The Tory housing promise
The Conservative manifesto pledged to build 200,000 starter homes and 275,000 affordable units during the next parliament. It also promised that everyone who wants to own their own home should have the ability to access home-ownership. Champions of the Right to Buy scheme, the Conservatives plan to extend their policy of topping up deposits with government funds and to support savers’ efforts with the first-time buyer ISA.
Some 10,000 homes are also to be made available at sub-market rents to speed up first-time buyers’ saving potential. Add to this the intention to build starter homes specifically for first-time buyers and to sell them at a 20% discount, and it seems government support for getting on the ladder has never been so good.
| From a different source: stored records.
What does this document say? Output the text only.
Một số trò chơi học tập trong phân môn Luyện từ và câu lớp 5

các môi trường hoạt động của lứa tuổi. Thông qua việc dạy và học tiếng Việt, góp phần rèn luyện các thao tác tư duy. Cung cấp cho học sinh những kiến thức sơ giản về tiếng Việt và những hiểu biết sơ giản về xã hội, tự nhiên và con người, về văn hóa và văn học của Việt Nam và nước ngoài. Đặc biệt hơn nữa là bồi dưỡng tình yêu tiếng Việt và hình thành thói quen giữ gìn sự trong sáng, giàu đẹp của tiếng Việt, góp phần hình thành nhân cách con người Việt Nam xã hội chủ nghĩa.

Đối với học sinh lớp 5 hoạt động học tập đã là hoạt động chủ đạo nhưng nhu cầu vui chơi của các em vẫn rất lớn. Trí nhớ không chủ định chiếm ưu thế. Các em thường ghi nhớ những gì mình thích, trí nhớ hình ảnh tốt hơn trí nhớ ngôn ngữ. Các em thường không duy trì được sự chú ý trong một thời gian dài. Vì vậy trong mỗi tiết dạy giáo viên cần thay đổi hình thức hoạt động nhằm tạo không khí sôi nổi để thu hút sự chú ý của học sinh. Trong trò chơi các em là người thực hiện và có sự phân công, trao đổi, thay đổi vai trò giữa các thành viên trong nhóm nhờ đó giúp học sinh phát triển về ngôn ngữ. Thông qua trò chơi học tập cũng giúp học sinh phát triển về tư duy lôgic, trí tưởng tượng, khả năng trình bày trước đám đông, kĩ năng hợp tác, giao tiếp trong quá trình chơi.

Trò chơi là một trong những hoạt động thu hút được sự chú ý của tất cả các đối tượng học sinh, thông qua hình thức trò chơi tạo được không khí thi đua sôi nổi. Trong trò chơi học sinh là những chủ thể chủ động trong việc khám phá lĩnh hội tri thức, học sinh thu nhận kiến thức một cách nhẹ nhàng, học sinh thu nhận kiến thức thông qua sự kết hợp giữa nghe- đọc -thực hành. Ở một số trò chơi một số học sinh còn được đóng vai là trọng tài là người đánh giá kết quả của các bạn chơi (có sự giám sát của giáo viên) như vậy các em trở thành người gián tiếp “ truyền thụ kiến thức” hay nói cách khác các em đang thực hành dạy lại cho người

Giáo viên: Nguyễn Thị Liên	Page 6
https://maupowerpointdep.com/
Nothing for the Private Rental Sector?
For those in areas where both rents and capital values are rising quickly, these measures cannot come soon enough. Such policies will no doubt help thousands of first-time buyers to achieve their aim of being home owners during this parliament. With all the emphasis placed on home ownership, however, the conservative manifesto offered nothing for those who choose to rent or are unable to benefit from the first-time buyer options.
There will remain a large and growing section of society who will still not earn enough to meet lenders’ expectations of mortgage security. With capital values rising way ahead of wages, these people will not be able to save a deposit quickly enough to benefit in the next five years.
Assistance for first-time buyers should not be seen as the tap being turned off in the rental market. Quite simply, building at the levels the Conservatives aspire to and the prioritisation of first-time buyers for new houses will not eradicate the supply/demand imbalance. Indeed, if anything, the focus on new builds ignores the growing importance of the private rental sector (PRS).
Delivering additional new-build units, although needed, will not directly extend the supply to the PRS. Our latest Rent Check report found that only 8% of all private landlords looking to expand their portfolios would consider purchasing a new build property for the purpose of renting.